O cantor e compositor sertanejo Izaque Iolanda Bispo, mais conhecido como JK, 47 anos, é um exemplo de toda esta trajetória da música brasileira no Japão. No arquipélago desde 1992, encontrou na música uma forma de manter suas raízes.

Periodicamente, apresenta-se em eventos japoneses ou brasileiros. Mais que isso, criou em uma rádio japonesa um programa de música sertaneja em que deixa este público sempre atualizado e, através da internet, promove o intercâmbio com artistas que estão no Brasil.

Gilberto Yoshinaga Izaque Iolanda Bispo, o JK, com seu violão de estimação, adquirido com o primeiro pagamento recebido no Japão”DEPOIMENTO: “TRAGO UM POUCO DO BRASIL PARA O JAPÃO”

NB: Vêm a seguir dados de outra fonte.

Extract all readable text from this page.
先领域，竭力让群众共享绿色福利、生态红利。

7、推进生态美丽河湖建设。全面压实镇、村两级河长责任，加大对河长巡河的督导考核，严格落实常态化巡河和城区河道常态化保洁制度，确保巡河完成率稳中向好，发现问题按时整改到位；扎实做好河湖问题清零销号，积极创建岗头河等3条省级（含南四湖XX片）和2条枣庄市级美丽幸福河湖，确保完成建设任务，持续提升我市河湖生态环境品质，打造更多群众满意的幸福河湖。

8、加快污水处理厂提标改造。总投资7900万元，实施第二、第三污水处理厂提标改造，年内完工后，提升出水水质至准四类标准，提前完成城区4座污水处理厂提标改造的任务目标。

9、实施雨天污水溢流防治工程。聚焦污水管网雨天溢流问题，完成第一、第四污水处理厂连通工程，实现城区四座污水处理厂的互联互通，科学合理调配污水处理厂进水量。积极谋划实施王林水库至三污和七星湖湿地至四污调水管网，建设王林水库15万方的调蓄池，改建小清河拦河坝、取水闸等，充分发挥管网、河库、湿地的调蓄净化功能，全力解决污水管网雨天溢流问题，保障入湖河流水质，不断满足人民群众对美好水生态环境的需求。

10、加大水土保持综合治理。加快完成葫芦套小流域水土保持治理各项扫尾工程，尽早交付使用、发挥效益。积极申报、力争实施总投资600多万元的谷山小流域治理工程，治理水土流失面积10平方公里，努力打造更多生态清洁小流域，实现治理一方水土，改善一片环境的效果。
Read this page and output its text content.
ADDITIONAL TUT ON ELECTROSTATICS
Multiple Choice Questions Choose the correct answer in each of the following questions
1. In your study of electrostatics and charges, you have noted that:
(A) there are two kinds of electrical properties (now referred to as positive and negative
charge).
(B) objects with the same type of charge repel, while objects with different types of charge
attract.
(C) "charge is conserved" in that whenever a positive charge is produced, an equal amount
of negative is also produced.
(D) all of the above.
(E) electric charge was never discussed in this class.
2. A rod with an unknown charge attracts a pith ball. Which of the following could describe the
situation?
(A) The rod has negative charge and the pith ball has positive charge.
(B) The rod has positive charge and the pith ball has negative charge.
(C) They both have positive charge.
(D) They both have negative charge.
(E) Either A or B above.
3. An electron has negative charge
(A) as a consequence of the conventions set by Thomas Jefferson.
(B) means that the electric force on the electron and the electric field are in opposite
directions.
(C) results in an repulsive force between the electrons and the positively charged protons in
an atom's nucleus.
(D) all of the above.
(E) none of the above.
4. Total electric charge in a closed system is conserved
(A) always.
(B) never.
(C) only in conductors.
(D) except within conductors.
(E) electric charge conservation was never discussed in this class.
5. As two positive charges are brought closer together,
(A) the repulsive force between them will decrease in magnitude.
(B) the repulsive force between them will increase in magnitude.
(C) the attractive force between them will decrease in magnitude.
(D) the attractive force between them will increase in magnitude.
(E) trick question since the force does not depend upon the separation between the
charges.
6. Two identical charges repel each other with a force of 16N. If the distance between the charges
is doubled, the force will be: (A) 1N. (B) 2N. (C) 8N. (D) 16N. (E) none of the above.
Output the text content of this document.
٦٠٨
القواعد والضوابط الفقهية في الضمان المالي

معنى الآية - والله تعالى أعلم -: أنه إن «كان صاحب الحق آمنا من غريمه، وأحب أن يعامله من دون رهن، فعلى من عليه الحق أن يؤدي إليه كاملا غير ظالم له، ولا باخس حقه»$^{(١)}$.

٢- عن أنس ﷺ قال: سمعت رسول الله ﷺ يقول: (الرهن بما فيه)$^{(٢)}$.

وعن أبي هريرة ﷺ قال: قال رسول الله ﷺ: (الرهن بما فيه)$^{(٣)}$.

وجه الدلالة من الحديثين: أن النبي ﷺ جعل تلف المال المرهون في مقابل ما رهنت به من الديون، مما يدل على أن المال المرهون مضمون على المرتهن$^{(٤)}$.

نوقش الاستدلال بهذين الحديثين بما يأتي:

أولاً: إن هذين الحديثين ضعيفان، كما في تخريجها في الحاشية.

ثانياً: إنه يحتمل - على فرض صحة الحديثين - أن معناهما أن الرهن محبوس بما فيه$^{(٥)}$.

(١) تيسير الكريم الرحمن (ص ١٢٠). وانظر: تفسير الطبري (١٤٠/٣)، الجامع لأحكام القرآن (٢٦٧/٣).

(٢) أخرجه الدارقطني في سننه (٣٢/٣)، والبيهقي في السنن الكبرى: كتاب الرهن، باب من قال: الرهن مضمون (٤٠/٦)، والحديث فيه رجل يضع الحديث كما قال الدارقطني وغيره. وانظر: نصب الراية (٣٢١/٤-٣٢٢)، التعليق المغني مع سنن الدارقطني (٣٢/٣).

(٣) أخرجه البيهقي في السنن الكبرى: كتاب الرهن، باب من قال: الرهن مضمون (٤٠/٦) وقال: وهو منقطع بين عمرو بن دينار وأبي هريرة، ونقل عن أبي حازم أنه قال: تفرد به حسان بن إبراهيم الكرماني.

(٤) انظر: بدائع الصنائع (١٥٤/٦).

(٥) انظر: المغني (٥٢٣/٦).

Canto música sertaneja desde criança, mas meu primeiro contato com o violão ocorreu aos 16 anos. Entre 1983 e 1984, adotei o nome JK e lancei dois discos no Brasil, com o parceiro Juscelino. De 1982 a 1992, fui o presidente do fã-clube oficial da dupla Milionário & José Rico, ídolos que se tornaram meus amigos.

Cheguei ao Japão em fevereiro de 1992, com a idéia de passar só dois anos aqui. Com o primeiro pagamento que recebi, comprei um violão que tenho até hoje. Já morei nas províncias de Gunma e Kyoto, mas me fixei mesmo em Mie. Larguei o trabalho em fábrica há dois anos e meio, quando consegui montar uma lanchonete no Sasagawa Danchi, em Yokkaichi (Mie), onde resido.

Como tantos outros brasileiros, adiei várias vezes o retorno para o Brasil. Conforme fui ficando, nunca deixei de me dedicar à música, até mesmo porque ela me ajuda a diminuir as saudades que tenho do nosso país amado. Mas o Japão também me inspira a compor.

Eu sou um caipira, me orgulho disso e fico feliz de poder divulgar a música sertaneja aqui no Japão. Já fiz mais de 60 apresentações em várias províncias, cantando para brasileiros e japoneses, e com isso acredito que ajudo a trazer um pouquinho do Brasil para os dekasseguis, além de apresentar a nossa cultura para os japoneses. Inclusive, fiz algumas versões em japonês para algumas canções brasileiras, para que os japoneses pudessem entender a letra.

Outra forma que encontrei de divulgar a música sertaneja no Japão foi batalhando para criar o programa Estrada da Vida, na rádio japonesa Port Wave 76,8FM, de Yokkaichi. O programa é bem aceito pelos japoneses e, este ano, completa cinco anos no ar.

E eu continuo ‘na estrada’, com a meta de gravar um CD em breve e celebrar, em forma de música, o orgulho de ser um caipira brasileiro no Japão”.

Arquivo Pessoal
“Com muito orgulho, apresento a Lanchonete do JK, que inaugurei há dois anos e meio, depois de muita luta. Graças a este empreendimento, consegui largar o trabalho em fábrica. Costumam dizer que minha lanchonete é ‘um pedacinho do Brasil’ no meio do Sasagawa Danchi, de Yokkaichi (Mie), onde residem mais de dois mil brasileiros.”